Question

The velocity of the image when the object crosses the mean position and goes towards Q is

A. $A\omega$
B. $-A\omega$
C. ${\displaystyle \frac{A\omega }{2}}$
D. None of the above

Answer 1

Hint: This is a case of a convex lens. In this situation, the image will be executing the SHM. The object held close to the convex lens of the focal length f, executes SHM between P and Q, O being the mean position.
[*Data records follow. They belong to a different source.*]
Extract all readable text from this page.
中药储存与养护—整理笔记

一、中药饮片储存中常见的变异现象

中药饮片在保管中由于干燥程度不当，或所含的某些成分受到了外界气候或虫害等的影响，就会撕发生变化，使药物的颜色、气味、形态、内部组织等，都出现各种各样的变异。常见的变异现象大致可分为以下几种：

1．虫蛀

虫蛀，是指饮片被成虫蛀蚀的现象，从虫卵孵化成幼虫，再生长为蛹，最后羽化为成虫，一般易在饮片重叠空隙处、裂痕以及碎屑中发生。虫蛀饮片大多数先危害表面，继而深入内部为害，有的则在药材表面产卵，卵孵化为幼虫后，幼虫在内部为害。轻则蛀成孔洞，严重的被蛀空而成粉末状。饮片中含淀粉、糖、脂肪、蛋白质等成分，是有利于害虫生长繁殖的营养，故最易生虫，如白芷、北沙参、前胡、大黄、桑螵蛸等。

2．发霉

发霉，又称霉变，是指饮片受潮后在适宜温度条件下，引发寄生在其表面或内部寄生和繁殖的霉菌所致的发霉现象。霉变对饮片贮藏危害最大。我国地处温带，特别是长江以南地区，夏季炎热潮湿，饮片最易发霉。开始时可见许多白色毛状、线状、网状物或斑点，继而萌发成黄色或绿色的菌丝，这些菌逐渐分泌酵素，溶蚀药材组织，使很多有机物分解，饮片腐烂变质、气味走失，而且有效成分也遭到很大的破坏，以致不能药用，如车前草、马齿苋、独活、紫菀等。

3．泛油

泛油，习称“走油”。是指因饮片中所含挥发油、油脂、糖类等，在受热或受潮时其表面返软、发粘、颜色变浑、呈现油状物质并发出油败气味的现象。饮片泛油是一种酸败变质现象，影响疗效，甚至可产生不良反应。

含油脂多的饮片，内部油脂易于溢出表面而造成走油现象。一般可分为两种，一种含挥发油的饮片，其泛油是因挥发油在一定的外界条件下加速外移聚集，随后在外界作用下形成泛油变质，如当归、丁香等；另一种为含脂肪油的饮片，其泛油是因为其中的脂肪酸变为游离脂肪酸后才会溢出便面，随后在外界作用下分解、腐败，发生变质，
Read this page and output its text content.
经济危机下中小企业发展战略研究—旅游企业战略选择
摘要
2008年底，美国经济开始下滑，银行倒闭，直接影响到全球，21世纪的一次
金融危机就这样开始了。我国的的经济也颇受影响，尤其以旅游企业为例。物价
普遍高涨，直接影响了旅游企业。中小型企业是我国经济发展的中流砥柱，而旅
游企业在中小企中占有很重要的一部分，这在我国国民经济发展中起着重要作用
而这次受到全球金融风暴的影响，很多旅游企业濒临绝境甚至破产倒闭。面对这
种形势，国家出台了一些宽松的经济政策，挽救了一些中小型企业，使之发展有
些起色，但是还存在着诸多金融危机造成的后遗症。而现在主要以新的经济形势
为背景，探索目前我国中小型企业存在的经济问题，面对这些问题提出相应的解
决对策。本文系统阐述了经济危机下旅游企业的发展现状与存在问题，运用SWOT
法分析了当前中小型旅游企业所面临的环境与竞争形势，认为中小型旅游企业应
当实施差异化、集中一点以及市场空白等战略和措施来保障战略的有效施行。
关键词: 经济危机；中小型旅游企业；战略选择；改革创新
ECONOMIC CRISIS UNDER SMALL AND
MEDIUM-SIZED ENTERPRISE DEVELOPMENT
Take x-axis as the main axis of the lens and A < D to answer the following questions.

Formula used:
For solving this question, we will be using the formula for lenses, i.e.,
${\displaystyle \frac{1}{v}}-{\displaystyle \frac{1}{u}}={\displaystyle \frac{1}{f}}$

Complete step-by-step answer:
Before solving the given question, let us take a look at all the given parameters,
u = -3f
f = f
Since it’s a convex lens, the sign of the object distance is taken with negative sign
Now,
Applying the lens formula, we have
${\displaystyle \frac{1}{v}}-{\displaystyle \frac{1}{u}}={\displaystyle \frac{1}{f}}$
Now, using the given values in the above formula
$$\begin{array}{rl}& \Rightarrow {\displaystyle \frac{1}{v}}-{\displaystyle \frac{1}{-3f}}={\displaystyle \frac{1}{f}}\end{array}$$
$$\begin{array}{rl}& \Rightarrow {\displaystyle \frac{1}{v}}+{\displaystyle \frac{1}{3f}}={\displaystyle \frac{1}{f}}\end{array}$$
$$\begin{array}{rl}& \Rightarrow {\displaystyle \frac{1}{v}}={\displaystyle \frac{1}{f}}-{\displaystyle \frac{1}{3f}}\end{array}$$
$$\Rightarrow {\displaystyle \frac{1}{v}}={\displaystyle \frac{2}{3f}}$$
So, we have
$$\Rightarrow v={\displaystyle \frac{3f}{2}}$$
Now, using the formula for the magnification
$m={\displaystyle \frac{h^{\prime }}{h}}={\displaystyle \frac{v}{u}}$
$\Rightarrow m={\displaystyle \frac{{\displaystyle \frac{3f}{2}}}{-3f}}$
$\Rightarrow m=-{\displaystyle \frac{1}{2}}$
So, we can say that image will be inverted and have a path difference of $\pi$
SHM will be executed by the image in this case,
$\Rightarrow y={\displaystyle \frac{A}{2}}\sin (\omega t+\pi )$
On differentiating with respect to time
$$\Rightarrow v={\displaystyle \frac{dy}{dt}}={\displaystyle \frac{A\omega }{2}}\cos (\omega t+\pi )$$
When the image crosses the mean position, t = 0
So, velocity at that time will be
$\Rightarrow v={\displaystyle \frac{A\omega }{2}}\cos \pi$
$\Rightarrow v=-{\displaystyle \frac{A\omega }{2}}$
Therefore, The velocity of the image when the object crosses the mean position and goes towards Q will be $-{\displaystyle \frac{A\omega }{2}}$

So, the correct answer is “Option D”.

Note: You can see that the velocity of an object executing SHM can be given by the expression,
$$\Rightarrow v={\displaystyle \frac{A\omega }{2}}\cos (\omega t+\pi )$$
This formula will be useful in solving many such questions with ease.